Randazzo has not limited her research to protecting VIPs, however — she also codirected a study with the US Department of Education that examined school shootings. The researchers found that shootings both in schools and workplaces are not impulsive acts.
“A student [or employee] doesn’t just snap,” she says. “They give these events thought beforehand; they plan them out beforehand, sometimes several months in advance.” Secondly, “people who are planning acts like that don’t keep their plans a secret … they’ll tell friends and they will put it on social media. So we now have scores of cases where school shootings have been prevented because someone saw something posted on Instagram, Twitter, Snapchat, and said, ‘Hey, this sounds worrisome,’” she explains.
Based on these findings, Randazzo and her colleagues created a model for school threat assessment that is now used in federal guides and in threat assessment procedures in Virginia, the only state that takes such measures beginning in kindergarten and continuing through high school. As with assessing threats to presidents and other high-ranking officials, Randazzo cautions that decision-makers should not be hasty in deciding how to punish students for acting out before they have fully evaluated what their motives and intentions were. She also emphasizes that prevention often involves connecting that person to the right resources to help solve whatever underlying problems are leading them to feel that violence may be the best or only option left.
After the 1999 Columbine High School massacre in Colorado, during which two students murdered 12 classmates and one teacher, many schools adopted a zero-tolerance policy and suspend or even expel students who show troubling signs or behave in ways that might be considered threatening. These types of guidelines “look good on paper but don’t actually make schools safer,” Randazzo says. “If a friend knows about something but they know that telling will get [the troubled student] expelled, they won’t tell. If they have a safe space, they’re more likely to come out. We’ve seen a sea change over the past 10 years or so, in that students now know that they’re able to bring things like that to the school’s attention.”

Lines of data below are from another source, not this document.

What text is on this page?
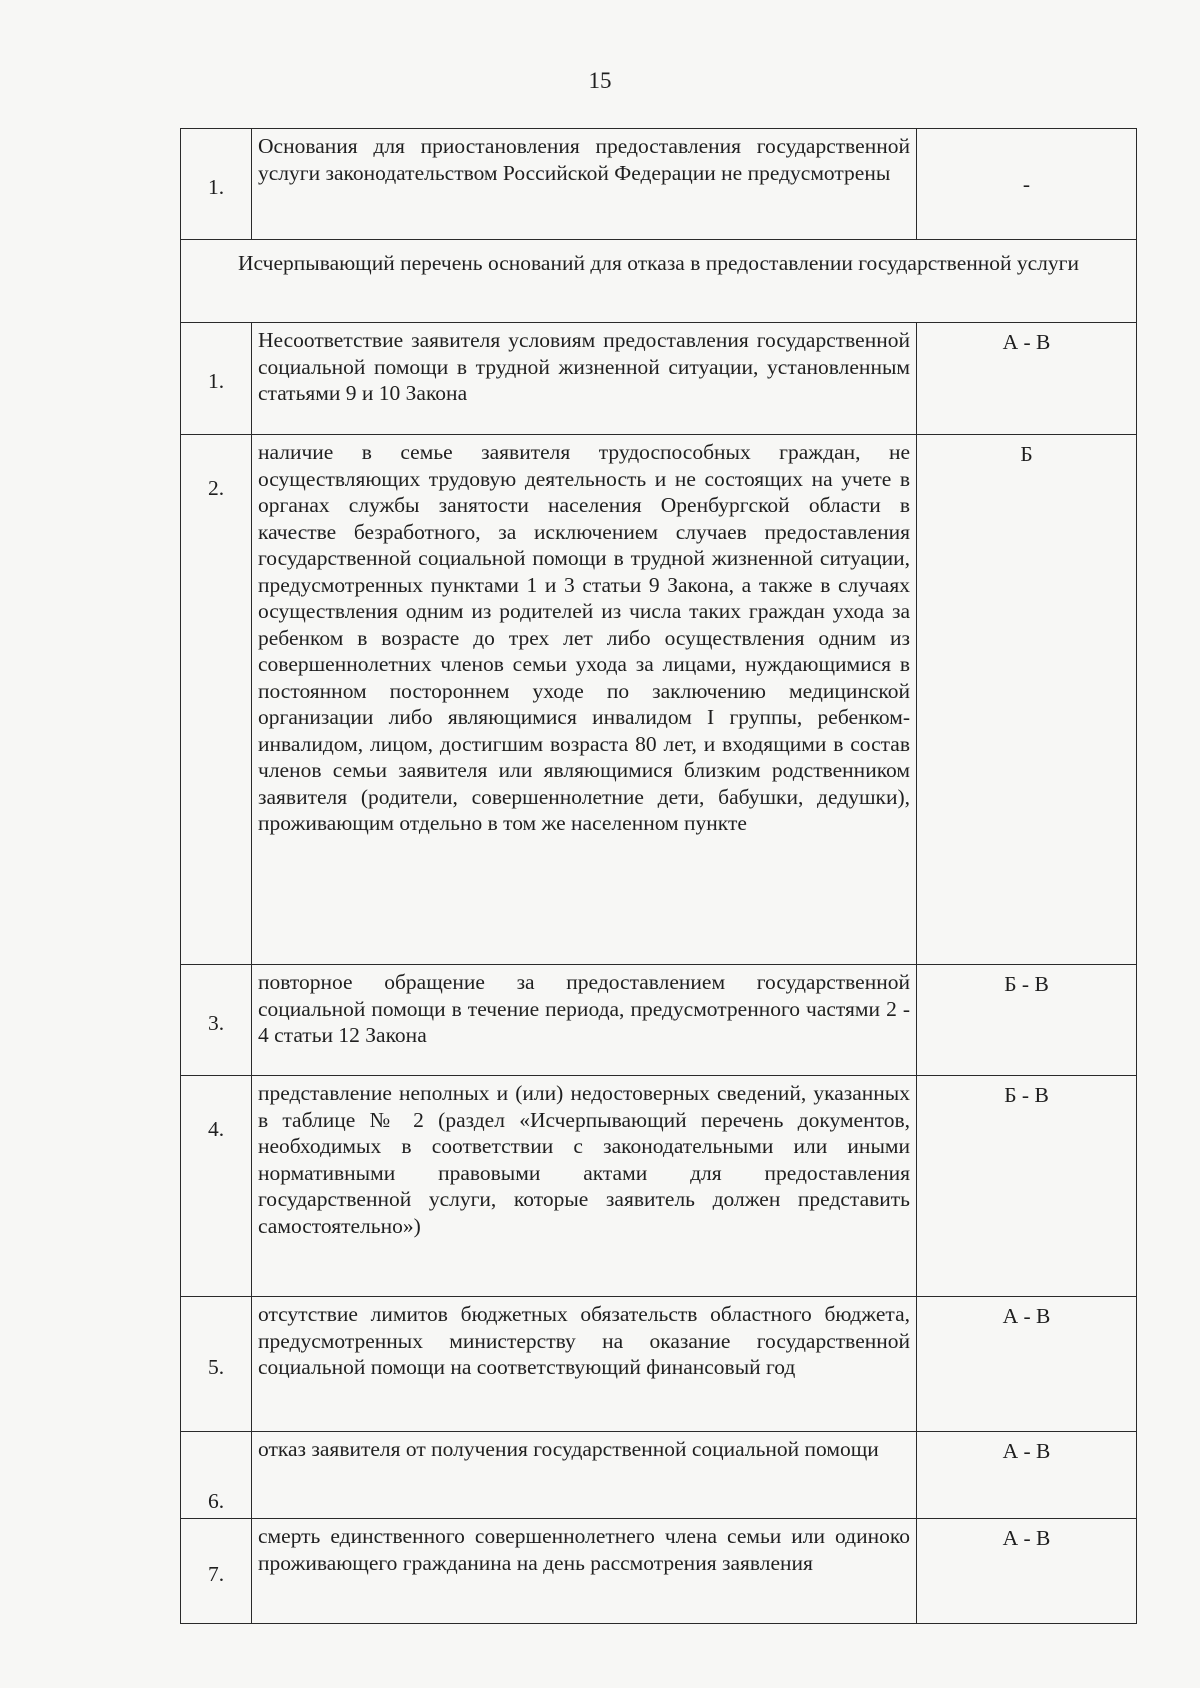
15
1.	Основания для приостановления предоставления государственной услуги законодательством Российской Федерации не предусмотрены	-
Исчерпывающий перечень оснований для отказа в предоставлении государственной услуги		
1.	Несоответствие заявителя условиям предоставления государственной социальной помощи в трудной жизненной ситуации, установленным статьями 9 и 10 Закона	А - В
2.	наличие в семье заявителя трудоспособных граждан, не осуществляющих трудовую деятельность и не состоящих на учете в органах службы занятости населения Оренбургской области в качестве безработного, за исключением случаев предоставления государственной социальной помощи в трудной жизненной ситуации, предусмотренных пунктами 1 и 3 статьи 9 Закона, а также в случаях осуществления одним из родителей из числа таких граждан ухода за ребенком в возрасте до трех лет либо осуществления одним из совершеннолетних членов семьи ухода за лицами, нуждающимися в постоянном постороннем уходе по заключению медицинской организации либо являющимися инвалидом I группы, ребенком-инвалидом, лицом, достигшим возраста 80 лет, и входящими в состав членов семьи заявителя или являющимися близким родственником заявителя (родители, совершеннолетние дети, бабушки, дедушки), проживающим отдельно в том же населенном пункте	Б
3.	повторное обращение за предоставлением государственной социальной помощи в течение периода, предусмотренного частями 2 - 4 статьи 12 Закона	Б - В
4.	представление неполных и (или) недостоверных сведений, указанных в таблице № 2 (раздел «Исчерпывающий перечень документов, необходимых в соответствии с законодательными или иными нормативными правовыми актами для предоставления государственной услуги, которые заявитель должен представить самостоятельно»)	Б - В
5.	отсутствие лимитов бюджетных обязательств областного бюджета, предусмотренных министерству на оказание государственной социальной помощи на соответствующий финансовый год	А - В
6.	отказ заявителя от получения государственной социальной помощи	А - В
7.	смерть единственного совершеннолетнего члена семьи или одиноко проживающего гражданина на день рассмотрения заявления	А - В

And increasingly, this information can be traced not only to academics in labs but also to advisors at private enterprises such as SIGMA Threat Management Associates, a consulting practice founded in 2010 that initially focused on college threat assessments. Its mission has since expanded to include consultations for workplaces, government agencies, and high-profile families. According to Randazzo, the employees come from a broad range of backgrounds including K–12 and higher-education settings, workplace-violence-prevention teams, and the military. “One of our team members just retired from NCIS [the Naval Criminal Investigative Service], where she oversaw their threat management operations,” she says. “We have folks who have backgrounds in federal law enforcement, clinical psychology, education, policy, organizational dynamics, and legal expertise.”
When assessing threats of any kind, the power of psychological science cannot be overstated, Randazzo adds.
“What [threat management agencies] are focusing on so much is human behavior, so to have people who are experts and can further study [these phenomena] helps enhance [our] understanding of why things might happen,” she says. “Behavioral and psychological science in that setting is critical, because so much of what we can do as psychological scientists is study why people do what they do.”